PERMANENT BLOCK Beijing is banning all foreign media from publishing online in China

Source: Quartz

This article was updated at 6pm in Hong Kong with additional analysis of what the new rules may mean.
In the latest sign that China’s long-touted “opening up” is reversing into a “closing down,” a Chinese ministry has issued new rules that ban any foreign-invested company from publishing anything online in China, effective next month.
The Ministry of Industry and Information Technology’s new rules (link in Chinese) could, if they were enforced as written, essentially shut down China as a market for foreign news outlets, publishers, gaming companies, information providers, and entertainment companies starting on March 10. Issued in conjunction with the State Administration of Press, Publication, Radio, Film and Television (SARFT), they set strict new guidelines for what can be published online, and how that publisher should conduct business in China.
“Sino-foreign joint ventures, Sino-foreign cooperative ventures, and foreign business units shall not engage in online publishing services,” the rules state. Any publisher of online content, including “texts, pictures, maps, games, animations, audios, and videos,” will also be required to store their “necessary technical equipment, related servers, and storage devices” in China, the directive says.

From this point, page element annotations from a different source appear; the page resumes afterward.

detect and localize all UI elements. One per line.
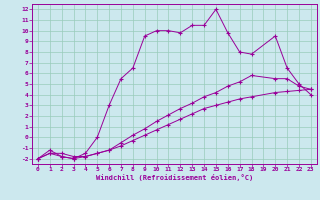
X-axis label: Windchill (Refroidissement éolien,°C): Windchill (Refroidissement éolien,°C)	[96, 174, 253, 181]
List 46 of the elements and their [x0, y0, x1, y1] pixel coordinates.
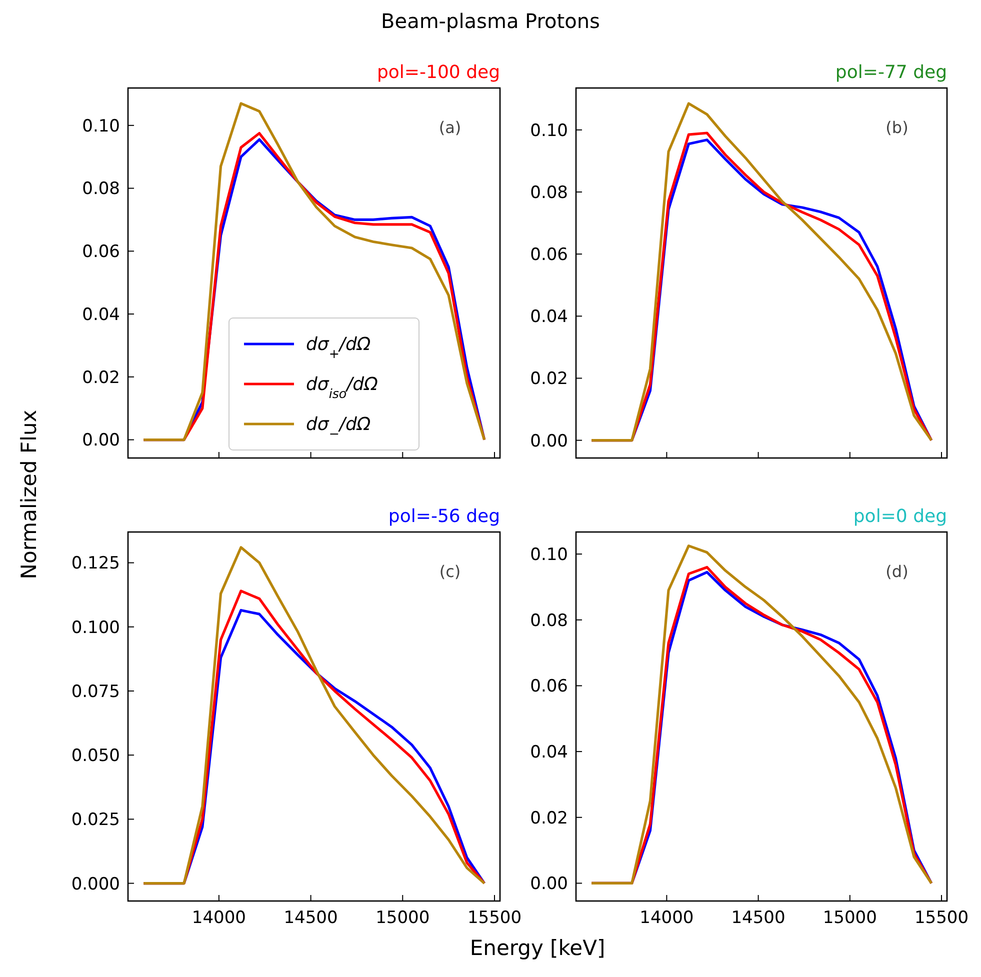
annotation: (d): [886, 562, 908, 581]
x-tick-label: 15500: [467, 908, 522, 928]
annotation: (c): [439, 562, 461, 581]
y-tick-label: 0.06: [530, 245, 568, 266]
y-tick-label: 0.02: [530, 369, 568, 390]
y-tick-label: 0.04: [530, 307, 568, 328]
x-tick-label: 14000: [192, 908, 246, 928]
chart-subtitle: pol=-56 deg: [388, 506, 500, 527]
legend-label: dσ$_{+}$/dΩ: [306, 334, 371, 360]
y-tick-label: 0.06: [530, 676, 568, 697]
y-tick-label: 0.00: [82, 430, 120, 451]
y-tick-label: 0.10: [530, 545, 568, 566]
legend-label: dσ$_{−}$/dΩ: [306, 414, 371, 440]
y-tick-label: 0.00: [530, 431, 568, 452]
y-tick-label: 0.08: [530, 610, 568, 631]
y-tick-label: 0.050: [71, 746, 120, 766]
y-tick-label: 0.08: [530, 182, 568, 203]
x-tick-label: 15500: [914, 908, 969, 928]
chart-title: Beam-plasma Protons: [381, 9, 600, 33]
annotation: (a): [438, 118, 462, 137]
chart-subtitle: pol=0 deg: [853, 506, 947, 527]
y-tick-label: 0.025: [71, 810, 120, 830]
chart-subtitle: pol=-100 deg: [376, 62, 500, 83]
y-axis-title: Normalized Flux: [17, 410, 41, 580]
y-tick-label: 0.04: [530, 742, 568, 763]
x-tick-label: 14500: [284, 908, 338, 928]
y-tick-label: 0.02: [82, 368, 120, 388]
y-tick-label: 0.125: [71, 554, 120, 574]
chart-subtitle: pol=-77 deg: [835, 62, 947, 83]
y-tick-label: 0.00: [530, 874, 568, 894]
x-tick-label: 14000: [640, 908, 694, 928]
y-tick-label: 0.04: [82, 304, 120, 325]
x-tick-label: 15000: [376, 908, 430, 928]
y-tick-label: 0.08: [82, 179, 120, 200]
y-tick-label: 0.02: [530, 808, 568, 828]
y-tick-label: 0.06: [82, 242, 120, 262]
y-tick-label: 0.10: [82, 116, 120, 136]
x-tick-label: 14500: [731, 908, 786, 928]
annotation: (b): [886, 118, 908, 137]
x-axis-title: Energy [keV]: [470, 936, 606, 960]
y-tick-label: 0.10: [530, 120, 568, 141]
y-tick-label: 0.100: [71, 618, 120, 638]
y-tick-label: 0.000: [71, 874, 120, 894]
legend-label: dσ$_{iso}$/dΩ: [306, 374, 378, 400]
y-tick-label: 0.075: [71, 682, 120, 702]
x-tick-label: 15000: [822, 908, 877, 928]
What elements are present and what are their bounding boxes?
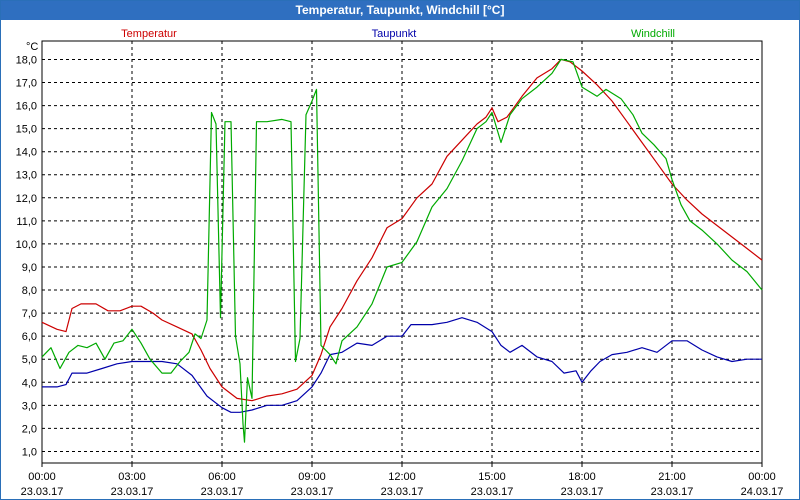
line-chart: °C 1,0 2,0 3,0 4,0 5,0 6,0 7,0 8,0 9,0 10,0 11,0 12,… (16, 28, 784, 498)
y-tick-label: 6,0 (22, 331, 37, 343)
y-tick-label: 7,0 (22, 308, 37, 320)
y-tick-label: 12,0 (16, 193, 37, 205)
x-tick-time: 00:00 (28, 471, 56, 483)
legend: Temperatur Taupunkt Windchill (121, 28, 675, 40)
y-tick-label: 18,0 (16, 54, 37, 66)
x-tick-time: 03:00 (118, 471, 146, 483)
y-tick-label: 17,0 (16, 78, 37, 90)
series-line-temperatur (41, 58, 763, 402)
x-tick-time: 00:00 (748, 471, 776, 483)
y-tick-label: 10,0 (16, 239, 37, 251)
x-axis: 00:00 23.03.17 03:00 23.03.17 06:00 23.03.17 0… (21, 463, 784, 498)
y-axis: °C 1,0 2,0 3,0 4,0 5,0 6,0 7,0 8,0 9,0 10,0 11,0 12,… (16, 41, 39, 458)
y-unit-label: °C (26, 41, 38, 53)
x-tick-date: 23.03.17 (291, 486, 334, 498)
legend-temperatur: Temperatur (121, 28, 177, 40)
x-tick-date: 23.03.17 (201, 486, 244, 498)
y-tick-label: 8,0 (22, 285, 37, 297)
y-tick-label: 15,0 (16, 124, 37, 136)
x-tick-time: 12:00 (388, 471, 416, 483)
legend-taupunkt: Taupunkt (372, 28, 417, 40)
x-tick-time: 06:00 (208, 471, 236, 483)
x-tick-time: 18:00 (568, 471, 596, 483)
window-title: Temperatur, Taupunkt, Windchill [°C] (1, 1, 799, 20)
y-tick-label: 14,0 (16, 147, 37, 159)
x-tick-date: 23.03.17 (21, 486, 64, 498)
series-lines (41, 58, 763, 443)
chart-grid (42, 41, 762, 463)
y-tick-label: 16,0 (16, 101, 37, 113)
y-tick-label: 5,0 (22, 354, 37, 366)
series-line-windchill (41, 58, 763, 443)
y-tick-label: 4,0 (22, 377, 37, 389)
x-tick-time: 09:00 (298, 471, 326, 483)
y-tick-label: 9,0 (22, 262, 37, 274)
y-tick-label: 3,0 (22, 400, 37, 412)
series-line-taupunkt (42, 317, 762, 413)
x-tick-date: 23.03.17 (111, 486, 154, 498)
legend-windchill: Windchill (631, 28, 675, 40)
y-tick-label: 11,0 (16, 216, 37, 228)
y-tick-label: 13,0 (16, 170, 37, 182)
x-tick-date: 23.03.17 (561, 486, 604, 498)
x-tick-date: 23.03.17 (381, 486, 424, 498)
x-tick-time: 21:00 (658, 471, 686, 483)
y-tick-label: 2,0 (22, 423, 37, 435)
y-tick-label: 1,0 (22, 446, 37, 458)
x-tick-time: 15:00 (478, 471, 506, 483)
x-tick-date: 23.03.17 (471, 486, 514, 498)
x-tick-date: 24.03.17 (741, 486, 784, 498)
x-tick-date: 23.03.17 (651, 486, 694, 498)
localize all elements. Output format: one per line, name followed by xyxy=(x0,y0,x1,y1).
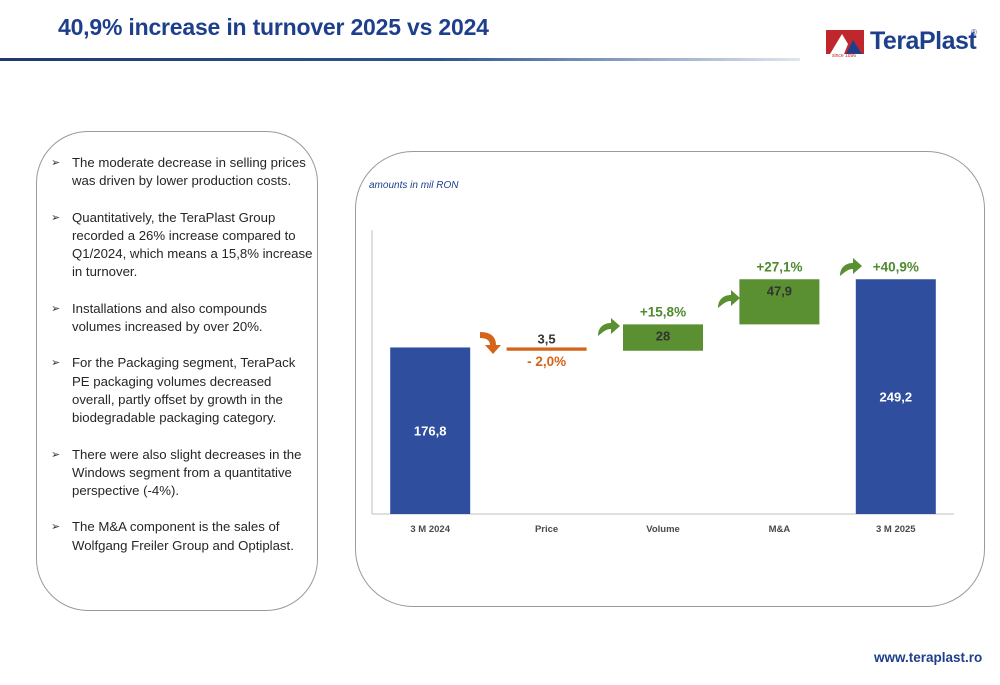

Foreign media companies including the Associated Press, Thomson Reuters, Dow Jones, Bloomberg, the Financial Times, and the New York Times have invested millions of dollars—maybe even hundreds of millions collectively—in building up China-based news organizations in recent years, and publishing news reports in Chinese, for a Chinese audience. Many of these media outlets are currently blocked in China, so top executives have also been involved in months of behind-the-scenes negotiations to try to get the blocks lifted.
Gaming companies including Sony PlayStation and Microsoft Xbox have been making inroads in China with varying degrees of success, while social media giants like Facebook are clamoring to get in—all drawn by the country’s massive online population, estimated at nearly 700 million people.
But the new rules would allow only 100% Chinese companies to produce any content that goes online, and then only after approval from Chinese authorities and the acquisition of an online publishing license. Companies will then be expected to self-censor, and not publish any information at all that falls into several broad categories, including:
harming national unity, sovereignty, and territorial integrity
disclosing state secrets, endangering national security, or harming national honor and interests
inciting ethnic hatred or ethnic discrimination, undermining national unity, or going against ethnic customs and habits
spreading rumors, disturbing social order, or undermining social stability
insulting or slandering others, infringing upon the legitimate rights of others
endangering social morality or national cultural tradition
Quartz contacted the Ministry of Industry and Information Technology from Hong Kong asking for further clarification on how the rules would work, but the ministry said it could only reply to faxed questions that came from a reporter with a mainland press card.

While the new rules sound draconian, how effective it may be at shutting foreign companies out of China’s internet entirely remains questionable, You Yunting, an IP lawyer and partner at Shanghai’s Debund Law Offices, told Quartz. The State Internet Information Office, under “internet czar” Lu Wei, is actually in charge of internet policy in China, he points out, but these rules were put out by the technology ministry and SARFT. “Websites don’t even belong to their management,” he said. Lu has been reaching out to foreign internet giants, including a high-powered meeting in Seattle last September.